The current construction industry is faced with ever rising demands for safer and more cost-effective infrastructure. The way to address these requirements is to look towards multidisciplinary approaches in the developments of new sustainable building materials but also in the developments of new repair technologies. Such an approach would require experts in diverse fields such as materials engineering, chemistry and building physics.

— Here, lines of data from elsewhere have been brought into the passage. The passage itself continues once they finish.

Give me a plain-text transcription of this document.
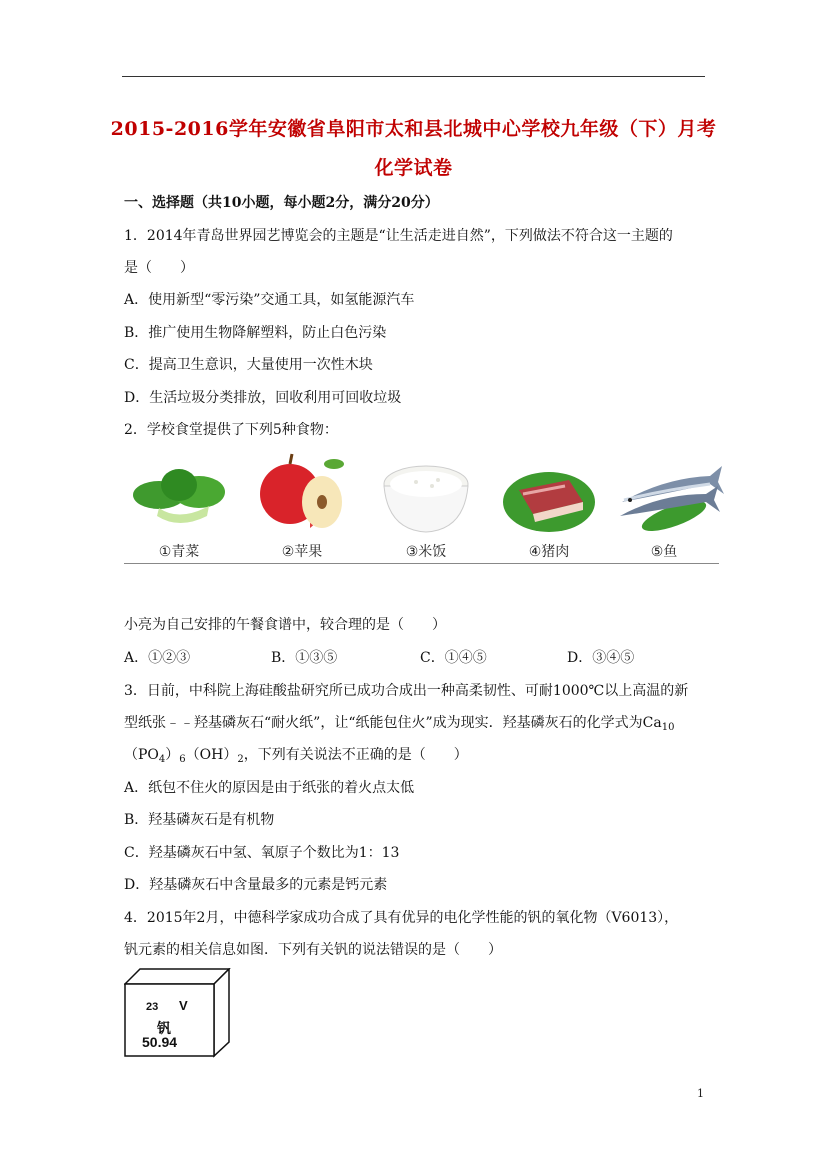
2015-2016学年安徽省阜阳市太和县北城中心学校九年级（下）月考
化学试卷
一、选择题（共10小题，每小题2分，满分20分）
1．2014年青岛世界园艺博览会的主题是“让生活走进自然”，下列做法不符合这一主题的
是（　　）
A．使用新型“零污染”交通工具，如氢能源汽车
B．推广使用生物降解塑料，防止白色污染
C．提高卫生意识，大量使用一次性木块
D．生活垃圾分类排放，回收利用可回收垃圾
2．学校食堂提供了下列5种食物：
①青菜	②苹果	③米饭	④猪肉	⑤鱼
小亮为自己安排的午餐食谱中，较合理的是（　　）
A．①②③	B．①③⑤	C．①④⑤	D．③④⑤
3．日前，中科院上海硅酸盐研究所已成功合成出一种高柔韧性、可耐1000℃以上高温的新
型纸张﹣﹣羟基磷灰石“耐火纸”，让“纸能包住火”成为现实．羟基磷灰石的化学式为$Ca_{10}$
$(PO_4)_6(OH)_2$，下列有关说法不正确的是（　　）
A．纸包不住火的原因是由于纸张的着火点太低
B．羟基磷灰石是有机物
C．羟基磷灰石中氢、氧原子个数比为1：13
D．羟基磷灰石中含量最多的元素是钙元素
4．2015年2月，中德科学家成功合成了具有优异的电化学性能的钒的氧化物（V6013），
钒元素的相关信息如图．下列有关钒的说法错误的是（　　）
23 V
钒
50.94
1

One of the most common problems in the use of cementitious materials is shrinkage due to the hydration reaction. This process often leads to cracks in the cement matrix in the early days after casting. This phenomenon is more marked in cementitious materials which contain fine aggregate or that are subject to a rapid evaporation of the water contained in the mix. Typical examples are mortars, which used in thin layers, must contain very small aggregates. They are also subject to a rapid evaporation of water due to large surfaces exposed to the atmosphere. The problem is even more severe in the seismic regions when repetitive load applications widen the cracks. Two valid technologies used to cope with this phenomenon are to introduce fibres or superabsorbent polymers (SAP) in the mixture. Both techniques have the same purpose but the principles of actions are different. The fibres give to the material an additional tensile strength to withstand the stresses induced by shrinkage. On the other hand the polymers absorb water during the mixing and release it during hydration favouring internal curing. They alter the reaction time and provide water allowing an increase of volume of hydration products.
The main aim this study is to evaluate combined effect of polymeric fibres and Superabsorbent polymers on the performance of repair mortars and in consequence and develop a new generation of cementitious composites with self-healing properties.